Slowly, as Student Debt Rises, Colleges Confront Costs is a sobering tale about college costs and the views of college administrators about living within a budget. Suffice it to say it's not long been, if at all, on their list of top concerns.
Here's a brief excerpt from today's article:
"There is a dispute about why college costs have risen so much. Before the economic crisis, some critics argue, both public and private colleges participated in a costly “arms race” to provide better amenities to lure the best students and faculty: new dormitories with one student to a room, frequent sabbaticals for professors, upscale cafeteria food, expanded counseling services and gymnasiums that rival the fanciest health clubs in Manhattan. . . .
Here at Ohio State, where tuition has increased by nearly 60 percent since 2002, there is a gleaming new student union, climbing walls that can accommodate 50 students at a time and $2 billion in construction projects under way.
Mr. Gee’s (Ohio State University President) compensation package this year, moreover, is worth about $2 million, and The Chronicle of Higher Education has called him the highest-paid public university president. The Dayton Daily News recently reported that Mr. Gee had billed Ohio State for $550,000 in travel in the last two years. . . .
"Mr. Gee acknowledges that college affordability and student debt are growing problems that university presidents long ignored. He said they now needed to address them quickly.

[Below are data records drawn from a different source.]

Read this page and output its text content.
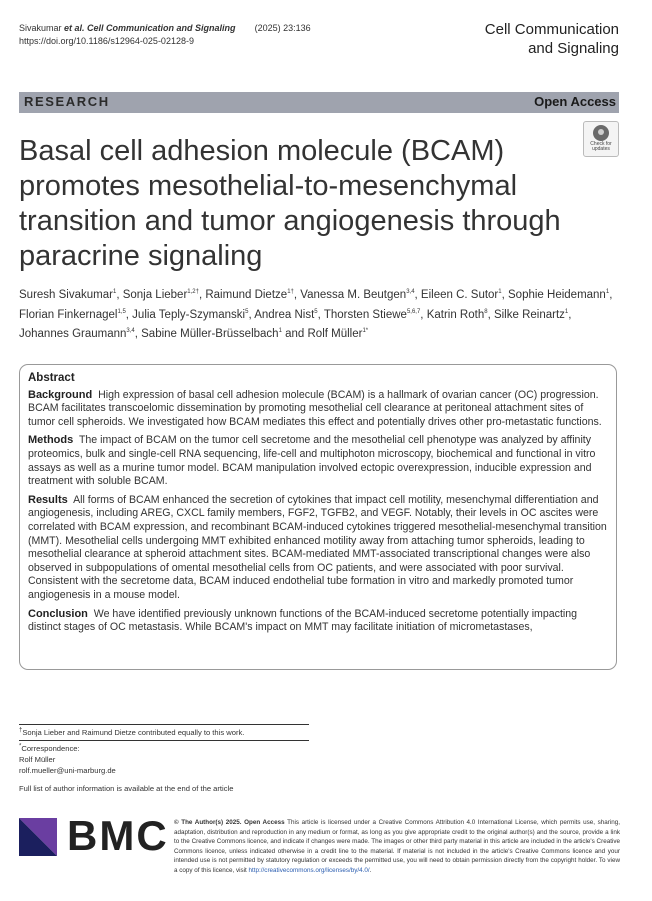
Sivakumar et al. Cell Communication and Signaling (2025) 23:136
https://doi.org/10.1186/s12964-025-02128-9
Cell Communication
and Signaling
RESEARCH	Open Access
Check for
updates
Basal cell adhesion molecule (BCAM) promotes mesothelial-to-mesenchymal transition and tumor angiogenesis through paracrine signaling
Suresh Sivakumar$^1$, Sonja Lieber$^{1,2\dagger}$, Raimund Dietze$^{1\dagger}$, Vanessa M. Beutgen$^{3,4}$, Eileen C. Sutor$^1$, Sophie Heidemann$^1$, Florian Finkernagel$^{1,5}$, Julia Teply-Szymanski$^5$, Andrea Nist$^5$, Thorsten Stiewe$^{5,6,7}$, Katrin Roth$^8$, Silke Reinartz$^1$, Johannes Graumann$^{3,4}$, Sabine Müller-Brüsselbach$^1$ and Rolf Müller$^{1*}$
Abstract

Background High expression of basal cell adhesion molecule (BCAM) is a hallmark of ovarian cancer (OC) progression. BCAM facilitates transcoelomic dissemination by promoting mesothelial cell clearance at peritoneal attachment sites of tumor cell spheroids. We investigated how BCAM mediates this effect and potentially drives other pro-metastatic functions.

Methods The impact of BCAM on the tumor cell secretome and the mesothelial cell phenotype was analyzed by affinity proteomics, bulk and single-cell RNA sequencing, life-cell and multiphoton microscopy, biochemical and functional in vitro assays as well as a murine tumor model. BCAM manipulation involved ectopic overexpression, inducible expression and treatment with soluble BCAM.

Results All forms of BCAM enhanced the secretion of cytokines that impact cell motility, mesenchymal differentiation and angiogenesis, including AREG, CXCL family members, FGF2, TGFB2, and VEGF. Notably, their levels in OC ascites were correlated with BCAM expression, and recombinant BCAM-induced cytokines triggered mesothelial-mesenchymal transition (MMT). Mesothelial cells undergoing MMT exhibited enhanced motility away from attaching tumor spheroids, leading to mesothelial clearance at spheroid attachment sites. BCAM-mediated MMT-associated transcriptional changes were also observed in subpopulations of omental mesothelial cells from OC patients, and were associated with poor survival. Consistent with the secretome data, BCAM induced endothelial tube formation in vitro and markedly promoted tumor angiogenesis in a mouse model.

Conclusion We have identified previously unknown functions of the BCAM-induced secretome potentially impacting distinct stages of OC metastasis. While BCAM's impact on MMT may facilitate initiation of micrometastases,

†Sonja Lieber and Raimund Dietze contributed equally to this work.
*Correspondence:
Rolf Müller
rolf.mueller@uni-marburg.de
Full list of author information is available at the end of the article
BMC © The Author(s) 2025. Open Access This article is licensed under a Creative Commons Attribution 4.0 International License, which permits use, sharing, adaptation, distribution and reproduction in any medium or format, as long as you give appropriate credit to the original author(s) and the source, provide a link to the Creative Commons licence, and indicate if changes were made. The images or other third party material in this article are included in the article's Creative Commons licence, unless indicated otherwise in a credit line to the material. If material is not included in the article's Creative Commons licence and your intended use is not permitted by statutory regulation or exceeds the permitted use, you will need to obtain permission directly from the copyright holder. To view a copy of this licence, visit http://creativecommons.org/licenses/by/4.0/.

“We have not been as conscious about costs as we should be, and that has now come home to roost,” he said."
Wow. That's a really big mouthful.
But now let's turn our attention to what the chief financial officer for Ohio State says about the university's history regarding budgeting and cost management:
“When I got here, I asked to see their long-term financial model, and they brought me a paper for one year, and I said, ‘What?’ ” said Geoff Chatas, a former banker whom Mr. Gee hired in 2010 as chief financial officer. “Now we have a 15-year plan.”
What college borrowing 101 would teach us, if there were such a course, would be that students should realize the full extent of the financial obligations they're assuming when they take out student loans. Rather than take the money and not worry about it, they would know at the outset how much of a future financial burden it would represent over time.
To my knowledge, however, there is no "Borrowing 101" course that college students are obligated or even allowed to take, prior to or after entering college. For that matter, it appears that college presidents are not required to take one either.
Except there's one big difference between the role of the student borrower and the college administrator. It's the MOM versus OPM factor.
Whereas the student will be required to pay back the money borrowed with interest, the college president won't. He'll just spend it on climbing walls, recruiting, travel and such. He'll then let the indebted students and taxpayers worry about paying it back.
That, my fellow Americans, is an example of a structural as opposed to a cyclical problem we have to solve.
I believe that Borrowing 101 should be a required course for all Americans, college bound or not.
After all, when the student's college days are over, it's on to Borrowing 102 and securing money for things such as new cars and new homes.